MIT's Department of Aeronautics and Astronautics is marking its centennial this week, with a symposium examining the past, present and future of aviation and space exploration.
Wednesday's opening session brought eight Apollo-era astronauts together.
Now ranging in age from 76 to 84, the former astronauts may have slowed somewhat physically, but they took part in a spirited discussion on the future of space exploration.
All seem frustrated by the apparent stagnation of the current U.S. space program, but they said they are encouraged by the entry of private ventures into the field.
Rusty Schweickart flew on Apollo 9 back in 1969. He says commercial space flight is the best thing to happen to space exploration since the days of Apollo.
"When you go today to any gathering of people involved in private space initiatives, the juices are flowing. It's exciting. I mean, it's a rock concert, man. I mean things are really bubbling," Schweickart said.
Retired astronaut Charlie Duke, 79, is the youngest man to ever walk on the moon. He says he respects the innovative work of companies like Elon Musk's SpaceX, and said those types of firms will have to be profitable in order to stay in the game.

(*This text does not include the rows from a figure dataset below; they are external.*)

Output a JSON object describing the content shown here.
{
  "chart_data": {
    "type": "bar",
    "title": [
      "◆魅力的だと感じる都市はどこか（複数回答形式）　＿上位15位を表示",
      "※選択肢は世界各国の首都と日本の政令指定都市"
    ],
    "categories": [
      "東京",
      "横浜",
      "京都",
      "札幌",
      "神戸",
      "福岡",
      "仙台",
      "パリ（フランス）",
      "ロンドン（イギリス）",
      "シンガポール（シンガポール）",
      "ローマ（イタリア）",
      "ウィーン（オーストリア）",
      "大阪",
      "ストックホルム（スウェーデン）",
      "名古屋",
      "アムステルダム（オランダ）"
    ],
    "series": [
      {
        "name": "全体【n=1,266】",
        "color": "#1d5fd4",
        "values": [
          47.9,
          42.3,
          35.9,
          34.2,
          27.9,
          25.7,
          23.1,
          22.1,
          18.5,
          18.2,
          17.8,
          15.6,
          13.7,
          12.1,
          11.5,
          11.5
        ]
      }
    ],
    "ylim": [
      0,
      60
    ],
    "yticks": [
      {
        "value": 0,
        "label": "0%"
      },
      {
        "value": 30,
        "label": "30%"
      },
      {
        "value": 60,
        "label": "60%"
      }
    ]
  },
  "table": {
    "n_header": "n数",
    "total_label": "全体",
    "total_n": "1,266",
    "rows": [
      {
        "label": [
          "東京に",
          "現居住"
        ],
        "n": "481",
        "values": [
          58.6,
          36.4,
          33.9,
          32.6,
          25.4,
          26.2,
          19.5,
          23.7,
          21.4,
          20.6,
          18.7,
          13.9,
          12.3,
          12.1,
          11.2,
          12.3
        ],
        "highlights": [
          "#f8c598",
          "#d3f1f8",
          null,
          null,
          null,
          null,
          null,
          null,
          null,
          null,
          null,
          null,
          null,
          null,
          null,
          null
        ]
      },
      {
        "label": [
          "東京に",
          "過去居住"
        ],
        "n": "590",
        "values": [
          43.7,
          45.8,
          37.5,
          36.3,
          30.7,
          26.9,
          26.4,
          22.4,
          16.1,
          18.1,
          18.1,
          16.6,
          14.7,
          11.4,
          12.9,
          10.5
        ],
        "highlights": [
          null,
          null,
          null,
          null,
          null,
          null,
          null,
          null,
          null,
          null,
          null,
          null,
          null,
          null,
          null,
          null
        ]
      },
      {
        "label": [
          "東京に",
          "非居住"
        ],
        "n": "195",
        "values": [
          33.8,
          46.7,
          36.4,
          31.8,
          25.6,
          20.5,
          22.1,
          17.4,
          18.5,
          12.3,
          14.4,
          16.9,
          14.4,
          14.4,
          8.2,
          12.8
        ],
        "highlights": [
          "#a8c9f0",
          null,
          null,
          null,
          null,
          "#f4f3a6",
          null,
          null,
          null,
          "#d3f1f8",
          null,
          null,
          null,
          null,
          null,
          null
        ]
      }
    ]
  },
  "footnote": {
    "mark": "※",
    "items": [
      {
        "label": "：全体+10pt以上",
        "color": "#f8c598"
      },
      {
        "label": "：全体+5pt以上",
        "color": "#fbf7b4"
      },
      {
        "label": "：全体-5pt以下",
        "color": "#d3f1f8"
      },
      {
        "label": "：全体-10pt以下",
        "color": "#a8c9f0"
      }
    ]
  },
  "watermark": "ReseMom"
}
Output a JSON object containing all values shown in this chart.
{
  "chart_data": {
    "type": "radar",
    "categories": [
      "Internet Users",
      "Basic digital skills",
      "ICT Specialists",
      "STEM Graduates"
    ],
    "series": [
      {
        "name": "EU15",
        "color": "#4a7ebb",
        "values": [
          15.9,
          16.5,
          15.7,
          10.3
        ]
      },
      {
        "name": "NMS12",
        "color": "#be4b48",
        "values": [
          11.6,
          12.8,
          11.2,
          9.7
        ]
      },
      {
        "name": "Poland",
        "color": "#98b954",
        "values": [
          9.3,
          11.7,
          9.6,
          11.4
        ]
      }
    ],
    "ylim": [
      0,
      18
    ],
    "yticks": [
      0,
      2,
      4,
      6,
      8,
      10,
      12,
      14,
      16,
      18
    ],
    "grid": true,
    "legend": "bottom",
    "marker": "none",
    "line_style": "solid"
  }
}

"I think he [Musk] has some great ideas with his automobiles and his spacecraft. But it's going to take NASA's money or the government money to get it done," Duke said.
The astronauts also tackled the question of sending humans to Mars.

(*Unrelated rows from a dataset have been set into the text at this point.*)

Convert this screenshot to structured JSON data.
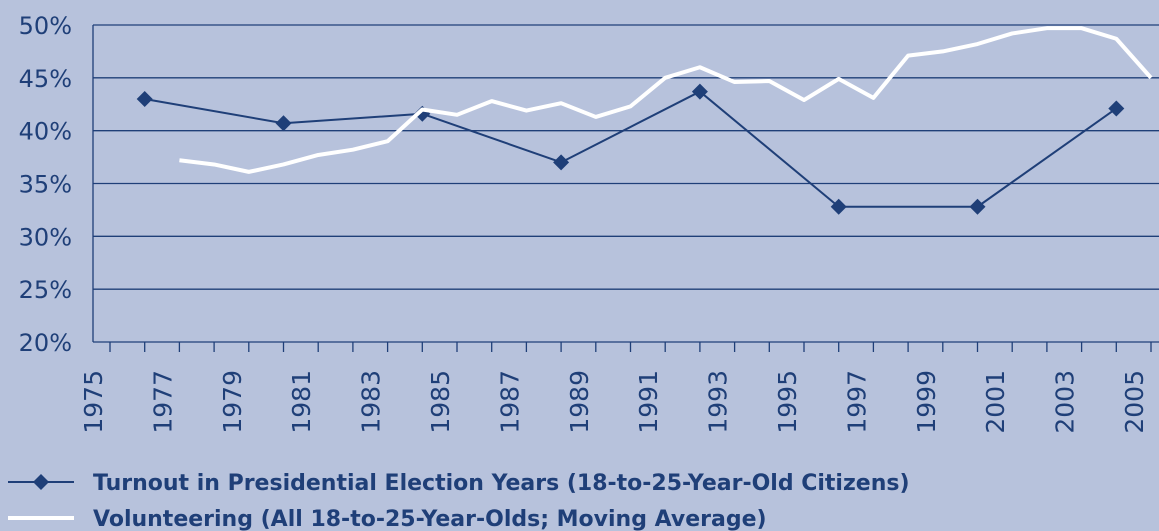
{
  "chart_data": {
    "type": "line",
    "x_categories": [
      "1975",
      "1977",
      "1979",
      "1981",
      "1983",
      "1985",
      "1987",
      "1989",
      "1991",
      "1993",
      "1995",
      "1997",
      "1999",
      "2001",
      "2003",
      "2005"
    ],
    "ylim": [
      20,
      50
    ],
    "y_ticks": [
      "20%",
      "25%",
      "30%",
      "35%",
      "40%",
      "45%",
      "50%"
    ],
    "grid": true,
    "legend_position": "bottom-left",
    "series": [
      {
        "name": "Turnout in Presidential Election Years (18-to-25-Year-Old Citizens)",
        "marker": "diamond",
        "color": "#1f3f78",
        "points": [
          {
            "x": 1976,
            "y": 43.0
          },
          {
            "x": 1980,
            "y": 40.7
          },
          {
            "x": 1984,
            "y": 41.6
          },
          {
            "x": 1988,
            "y": 37.0
          },
          {
            "x": 1992,
            "y": 43.7
          },
          {
            "x": 1996,
            "y": 32.8
          },
          {
            "x": 2000,
            "y": 32.8
          },
          {
            "x": 2004,
            "y": 42.1
          }
        ]
      },
      {
        "name": "Volunteering (All 18-to-25-Year-Olds; Moving Average)",
        "marker": "none",
        "color": "#ffffff",
        "points": [
          {
            "x": 1977,
            "y": 37.2
          },
          {
            "x": 1978,
            "y": 36.8
          },
          {
            "x": 1979,
            "y": 36.1
          },
          {
            "x": 1980,
            "y": 36.8
          },
          {
            "x": 1981,
            "y": 37.7
          },
          {
            "x": 1982,
            "y": 38.2
          },
          {
            "x": 1983,
            "y": 39.0
          },
          {
            "x": 1984,
            "y": 42.0
          },
          {
            "x": 1985,
            "y": 41.5
          },
          {
            "x": 1986,
            "y": 42.8
          },
          {
            "x": 1987,
            "y": 41.9
          },
          {
            "x": 1988,
            "y": 42.6
          },
          {
            "x": 1989,
            "y": 41.3
          },
          {
            "x": 1990,
            "y": 42.3
          },
          {
            "x": 1991,
            "y": 45.0
          },
          {
            "x": 1992,
            "y": 46.0
          },
          {
            "x": 1993,
            "y": 44.6
          },
          {
            "x": 1994,
            "y": 44.7
          },
          {
            "x": 1995,
            "y": 42.9
          },
          {
            "x": 1996,
            "y": 44.9
          },
          {
            "x": 1997,
            "y": 43.1
          },
          {
            "x": 1998,
            "y": 47.1
          },
          {
            "x": 1999,
            "y": 47.5
          },
          {
            "x": 2000,
            "y": 48.2
          },
          {
            "x": 2001,
            "y": 49.2
          },
          {
            "x": 2002,
            "y": 49.7
          },
          {
            "x": 2003,
            "y": 49.7
          },
          {
            "x": 2004,
            "y": 48.7
          },
          {
            "x": 2005,
            "y": 45.0
          }
        ]
      }
    ]
  }
}
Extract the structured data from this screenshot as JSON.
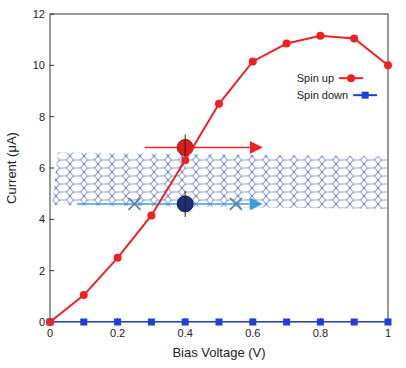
{
  "chart_data": {
    "type": "line",
    "x_label": "Bias Voltage (V)",
    "y_label": "Current (μA)",
    "x": [
      0,
      0.1,
      0.2,
      0.3,
      0.4,
      0.5,
      0.6,
      0.7,
      0.8,
      0.9,
      1.0
    ],
    "series": [
      {
        "name": "Spin up",
        "color": "#ee2222",
        "marker": "circle",
        "line_style": "solid",
        "values": [
          0,
          1.05,
          2.5,
          4.15,
          6.3,
          8.5,
          10.15,
          10.85,
          11.15,
          11.05,
          10.0
        ]
      },
      {
        "name": "Spin down",
        "color": "#1f3fd8",
        "marker": "square",
        "line_style": "solid",
        "values": [
          0,
          0,
          0,
          0,
          0,
          0,
          0,
          0,
          0,
          0,
          0
        ]
      }
    ],
    "xlim": [
      0,
      1
    ],
    "xticks": [
      0,
      0.2,
      0.4,
      0.6,
      0.8,
      1
    ],
    "ylim": [
      0,
      12
    ],
    "yticks": [
      0,
      2,
      4,
      6,
      8,
      10,
      12
    ],
    "legend": "upper right"
  }
}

Apollo 11 Astronaut Buzz Aldrin advocates a trip to the Red Planet, even if it means the voyage is one way.
"What are they going to do when you bring them back here that can possibly compare in the value that they would be if they stayed there and Mars wasn't empty?" Aldrin said. "And now we are establishing an outpost on another planet. That is a big deal."
The MIT AeroAstro Centennial Symposium continues Thursday and concludes with a discussion Friday with SpaceX's Musk.
This segment aired on October 23, 2014.